I don’t think improving other people’s welfare is the only reason to do acts of service. Volunteer work is powerful for individual experience, wisdom, and self-improvement. And even seemingly “wasteful” uses of peoples’ time can sometimes have value. So the country singer and soccer star may find it valuable to volunteer to build that house anyway.

Finally, there are intangible benefits to others from volunteer work which this argument doesn’t take into account. While most of its volunteers are probably inexperienced in home building, there’s something transformative about a community working together with the future homeowners to build a house. The psychological benefits of that mutual act are intangible but quite real for the person who ends up living in that house. The house has become a symbol reminding them that people care about them.

Thinking Differently About Volunteer Work

There is a way forward from how volunteer work works today. The trick is finding a way to funnel talent to where it’s most useful.

If you are a cook, volunteer where you can use your knowledge of a kitchen. If you are a doctor, volunteer where you can help solve medical problems. If you are a software engineer, help a nonprofit build an app. If you are a marketer, help a local charity raise money. If you are a truck driver, volunteer to haul resources. If you are a videographer, make a video to highlight a problem.

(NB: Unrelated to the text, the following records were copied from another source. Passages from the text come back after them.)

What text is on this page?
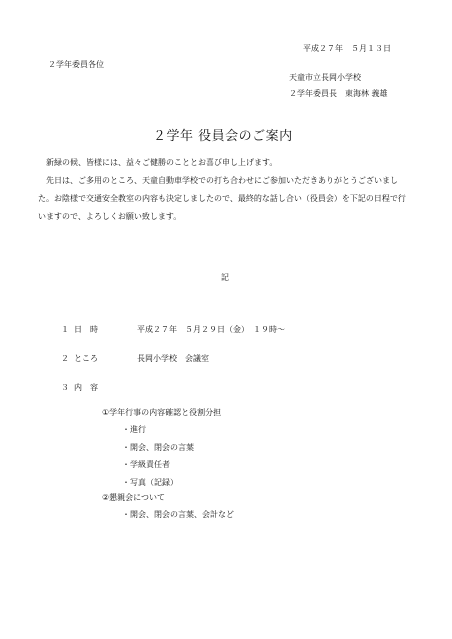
平成２７年　５月１３日
２学年委員各位
天童市立長岡小学校
２学年委員長　東海林 義雄
２学年 役員会のご案内

新緑の候、皆様には、益々ご健勝のこととお喜び申し上げます。

先日は、ご多用のところ、天童自動車学校での打ち合わせにご参加いただきありがとうございました。お陰様で交通安全教室の内容も決定しましたので、最終的な話し合い（役員会）を下記の日程で行いますので、よろしくお願い致します。

記
１ 日　時	平成２７年　５月２９日（金）　１９時～
２ ところ	長岡小学校　会議室
３ 内　容
①学年行事の内容確認と役割分担
・進行
・開会、閉会の言葉
・学級責任者
・写真（記録）
②懇親会について
・開会、閉会の言葉、会計など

You get my drift. Do what you’re good at. Whatever you do, don’t spend your time on work which you just don’t care about or don’t know how to do well. And just do your day job really, really well – like the world depends on it. The world does depend on it.

Nonprofits in particular but charitable causes in general are leaving so much value on the table. If they can find a way via marketplaces to connect to valuable volunteers – in the same way that Uber connects drivers and riders – then they’ll be able to do things they’ve never done before. They’ll be able to move with new speed because their people will know and care about what they’re doing.

If specialization is a part of what unleashes the wealth of nations, it will also be what unleashes the power of charity.